If OR < 1 → higher installment rates reduce creditworthiness.
If OR > 1 → higher installment rates increase creditworthiness.
# your code here:
train_pred_prob <- predict(model_logit, newdata = German_train, type = "response")
head(train_pred_prob)
## 1 3 6 11 12 13
## 0.97453792 0.95952716 0.71928110 0.32074645 0.07608803 0.83362826
# your code here:
train_pred_class <- ifelse(train_pred_prob >= 0.5, TRUE, FALSE)
conf_matrix_train <- table(Predicted = train_pred_class, Actual = German_train$Class)
conf_matrix_train
## Actual
## Predicted FALSE TRUE
## FALSE 122 52
## TRUE 88 438
MR_train <- mean(train_pred_class != German_train$Class)
MR_train
## [1] 0.2
Your comment:
The misclassification rate (MR) measures the fraction of incorrect predictions.

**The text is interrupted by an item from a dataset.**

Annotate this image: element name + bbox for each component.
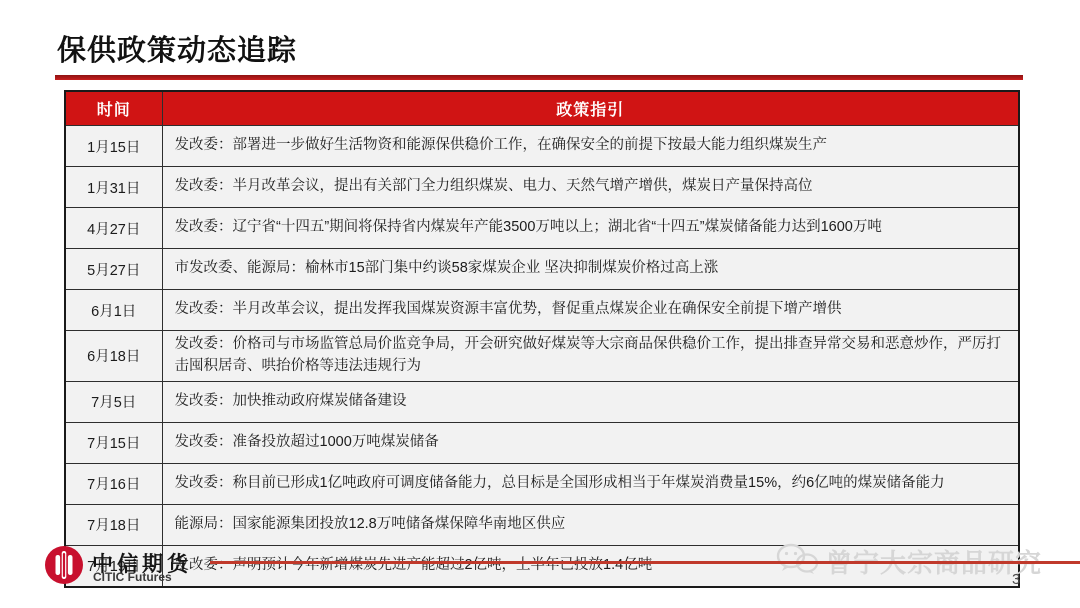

A lower MR indicates better model accuracy.
# your code here:
cutoffs <- seq(0.1, 0.9, by = 0.05)
mr_values <- sapply(cutoffs, function(c) {
pred_class <- ifelse(train_pred_prob >= c, TRUE, FALSE)

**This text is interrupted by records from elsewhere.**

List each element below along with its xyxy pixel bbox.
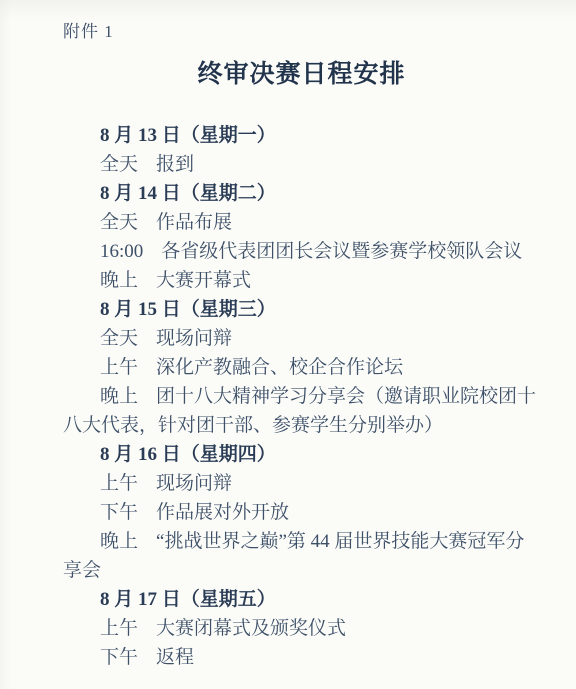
entry-activity: 大赛闭幕式及颁奖仪式 — [156, 618, 346, 639]
schedule-entry: 晚上“挑战世界之巅”第 44 届世界技能大赛冠军分享会 — [63, 527, 540, 585]
entry-time: 下午 — [100, 647, 138, 668]
entry-activity: 大赛开幕式 — [156, 270, 251, 291]
schedule-entry: 全天现场问辩 — [63, 324, 540, 353]
schedule-day: 8 月 17 日（星期五）上午大赛闭幕式及颁奖仪式下午返程 — [63, 585, 540, 672]
entry-activity: 作品展对外开放 — [156, 502, 289, 523]
schedule-entry: 上午深化产教融合、校企合作论坛 — [63, 353, 540, 382]
schedule-entry: 上午大赛闭幕式及颁奖仪式 — [63, 614, 540, 643]
document-page: 附件 1 终审决赛日程安排 8 月 13 日（星期一）全天报到8 月 14 日（… — [0, 0, 576, 689]
schedule-entry: 上午现场问辩 — [63, 469, 540, 498]
entry-activity: 报到 — [156, 154, 194, 175]
schedule-entry: 下午返程 — [63, 643, 540, 672]
schedule-date: 8 月 17 日（星期五） — [63, 585, 540, 614]
schedule-date: 8 月 16 日（星期四） — [63, 440, 540, 469]
schedule-date: 8 月 14 日（星期二） — [63, 179, 540, 208]
entry-time: 全天 — [100, 154, 138, 175]
schedule-entry: 全天报到 — [63, 150, 540, 179]
page-title: 终审决赛日程安排 — [63, 58, 540, 92]
entry-time: 全天 — [100, 328, 138, 349]
entry-time: 16:00 — [100, 241, 143, 262]
entry-activity: 作品布展 — [156, 212, 232, 233]
entry-activity: 各省级代表团团长会议暨参赛学校领队会议 — [161, 241, 522, 262]
entry-activity: 返程 — [156, 647, 194, 668]
schedule-day: 8 月 13 日（星期一）全天报到 — [63, 121, 540, 179]
schedule-date: 8 月 13 日（星期一） — [63, 121, 540, 150]
entry-activity: 现场问辩 — [156, 473, 232, 494]
schedule-entry: 全天作品布展 — [63, 208, 540, 237]
schedule-day: 8 月 14 日（星期二）全天作品布展16:00各省级代表团团长会议暨参赛学校领… — [63, 179, 540, 295]
entry-activity: 深化产教融合、校企合作论坛 — [156, 357, 403, 378]
entry-time: 晚上 — [100, 531, 138, 552]
entry-time: 下午 — [100, 502, 138, 523]
schedule-day: 8 月 15 日（星期三）全天现场问辩上午深化产教融合、校企合作论坛晚上团十八大… — [63, 295, 540, 440]
schedule-entry: 下午作品展对外开放 — [63, 498, 540, 527]
schedule-entry: 晚上大赛开幕式 — [63, 266, 540, 295]
entry-time: 上午 — [100, 357, 138, 378]
entry-time: 晚上 — [100, 386, 138, 407]
schedule-day: 8 月 16 日（星期四）上午现场问辩下午作品展对外开放晚上“挑战世界之巅”第 … — [63, 440, 540, 585]
entry-time: 晚上 — [100, 270, 138, 291]
schedule-date: 8 月 15 日（星期三） — [63, 295, 540, 324]
schedule: 8 月 13 日（星期一）全天报到8 月 14 日（星期二）全天作品布展16:0… — [63, 121, 540, 672]
entry-activity: 现场问辩 — [156, 328, 232, 349]
entry-time: 上午 — [100, 473, 138, 494]
schedule-entry: 晚上团十八大精神学习分享会（邀请职业院校团十八大代表，针对团干部、参赛学生分别举… — [63, 382, 540, 440]
entry-time: 全天 — [100, 212, 138, 233]
schedule-entry: 16:00各省级代表团团长会议暨参赛学校领队会议 — [63, 237, 540, 266]
entry-time: 上午 — [100, 618, 138, 639]
attachment-label: 附件 1 — [63, 20, 540, 44]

mean(pred_class != German_train$Class)
})
plot(cutoffs, mr_values, type = "b", col = "blue", pch = 16,
xlab = "Cutoff Probability", ylab = "Misclassification Rate",
main = "MR vs. Cutoff Probability")
Your comment:
The optimal cutoff is where the MR is minimized, usually between 0.4 and 0.6, depending on class balance.
# your code here:
library(pROC)
## Warning: package 'pROC' was built under R version 4.5.2
## Type 'citation("pROC")' for a citation.
##
## Attaching package: 'pROC'
## The following objects are masked from 'package:stats':
##
## cov, smooth, var
roc_train <- roc(German_train$Class, train_pred_prob)
## Setting levels: control = FALSE, case = TRUE
## Setting direction: controls < cases
plot(roc_train, col = "blue", main = "ROC Curve - Training Set")
auc(roc_train)
## Area under the curve: 0.8346
Your comment:
An AUC > 0.7 indicates acceptable discriminatory power; AUC > 0.8 → excellent model performance.
# your code here:
test_pred_prob <- predict(model_logit, newdata = German_test, type = "response")
head(test_pred_prob)
## 2 4 5 7 8 9
## 0.4091914 0.7543049 0.3706810 0.9386210 0.7791341 0.9793484
# your code here:
test_pred_class <- ifelse(test_pred_prob >= 0.5, TRUE, FALSE)
conf_matrix_test <- table(Predicted = test_pred_class, Actual = German_test$Class)
conf_matrix_test
## Actual
## Predicted FALSE TRUE
## FALSE 40 29
## TRUE 50 181
MR_test <- mean(test_pred_class != German_test$Class)
MR_test
## [1] 0.2633333
Your comment:
The test MR is usually slightly higher than the training MR, reflecting how well the model generalizes. If the difference is small, the model is stable and not overfitted.
# your code here:
roc_test <- roc(German_test$Class, test_pred_prob)
## Setting levels: control = FALSE, case = TRUE
## Setting direction: controls < cases
plot(roc_test, col = "red", main = "ROC Curve - Test Set")
auc(roc_test)
## Area under the curve: 0.7964
Your comment:
The AUC for the test set provides an unbiased evaluation of the model’s discrimination ability on unseen data. Values above 0.7 indicate good predictive power.